In October, Alberta released a budget plan that called for C$12.2 billion to be raised in the long-term debt markets for the fiscal year ended March 31 -- of which C$5.5 billion was remaining as of today. Ontario, by comparison, completed its C$31.6 billion borrowing plan last week, according to Laurentian Bank Securities Inc. data. Meanwhile, Quebec began pre-funding for the following fiscal year in late 2019.
Investors demand 10.2 basis points more to hold Alberta’s bonds maturing in September 2029 over similar-duration Ontario securities. That’s near the widest since mid-December. The gap was as tight as 6.9 basis points on Aug. 2 before pushing out to as wide as 12.2 basis points after the federal election.
Alberta had already been playing catch-up to other Canadian provinces, selling C$700 million of bonds earlier this month -- its first domestic currency debt offering in almost four months. Since that Jan. 14 note sale, Alberta’s bond spreads over those of Ontario and Quebec widened.

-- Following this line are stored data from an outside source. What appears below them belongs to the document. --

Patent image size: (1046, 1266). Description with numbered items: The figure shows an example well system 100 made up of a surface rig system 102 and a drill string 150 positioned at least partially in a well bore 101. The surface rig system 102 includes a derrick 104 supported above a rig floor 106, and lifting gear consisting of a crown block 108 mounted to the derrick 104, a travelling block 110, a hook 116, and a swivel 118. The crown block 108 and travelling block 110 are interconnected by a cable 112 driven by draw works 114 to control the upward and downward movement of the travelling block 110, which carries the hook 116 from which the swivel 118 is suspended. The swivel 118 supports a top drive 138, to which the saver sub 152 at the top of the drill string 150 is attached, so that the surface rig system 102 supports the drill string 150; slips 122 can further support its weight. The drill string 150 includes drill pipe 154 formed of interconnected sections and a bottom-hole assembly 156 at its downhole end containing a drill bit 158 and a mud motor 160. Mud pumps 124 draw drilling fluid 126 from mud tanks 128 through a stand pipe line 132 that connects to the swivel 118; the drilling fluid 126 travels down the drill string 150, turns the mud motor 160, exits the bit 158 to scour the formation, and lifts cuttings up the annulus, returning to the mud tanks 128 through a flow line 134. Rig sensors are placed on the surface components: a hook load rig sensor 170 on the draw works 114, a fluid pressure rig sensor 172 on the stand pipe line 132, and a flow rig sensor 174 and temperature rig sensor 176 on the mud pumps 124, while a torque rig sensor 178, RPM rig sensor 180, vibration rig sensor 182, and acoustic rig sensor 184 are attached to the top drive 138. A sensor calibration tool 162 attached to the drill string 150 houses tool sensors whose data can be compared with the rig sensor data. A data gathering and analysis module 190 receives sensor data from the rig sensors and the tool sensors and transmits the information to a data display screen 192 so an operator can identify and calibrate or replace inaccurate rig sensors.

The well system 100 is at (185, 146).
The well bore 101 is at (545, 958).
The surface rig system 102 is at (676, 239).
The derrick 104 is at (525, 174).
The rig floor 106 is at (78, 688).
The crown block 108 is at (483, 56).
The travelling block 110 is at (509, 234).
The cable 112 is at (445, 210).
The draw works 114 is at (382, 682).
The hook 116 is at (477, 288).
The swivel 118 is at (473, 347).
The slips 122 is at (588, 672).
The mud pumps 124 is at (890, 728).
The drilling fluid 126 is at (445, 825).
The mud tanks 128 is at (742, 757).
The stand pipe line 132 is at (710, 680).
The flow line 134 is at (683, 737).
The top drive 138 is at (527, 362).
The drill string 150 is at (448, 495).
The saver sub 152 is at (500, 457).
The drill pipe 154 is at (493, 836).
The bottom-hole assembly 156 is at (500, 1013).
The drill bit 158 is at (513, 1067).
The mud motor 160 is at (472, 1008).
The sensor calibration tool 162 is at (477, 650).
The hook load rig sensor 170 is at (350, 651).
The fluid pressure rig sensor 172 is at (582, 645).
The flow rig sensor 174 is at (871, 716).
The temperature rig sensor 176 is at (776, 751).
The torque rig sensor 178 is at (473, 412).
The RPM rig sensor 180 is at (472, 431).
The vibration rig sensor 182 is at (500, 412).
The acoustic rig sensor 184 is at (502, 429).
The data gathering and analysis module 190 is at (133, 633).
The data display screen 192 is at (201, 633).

“We will continue to monitor the domestic and global markets and will borrow when we feel it is in the province’s best interests, not to time the market,” said Goodwin.
While Alberta bond spreads may widen further in the short term, in the medium term pricing for the province may improve, according to Hosen Marjaee, senior managing director at Manulife Investment Management.
That’s because, “pipelines that Enbridge and TransCanada are building are getting close to completion and once they are up and running, there will be much more Alberta oil going through them and more royalties,” he said.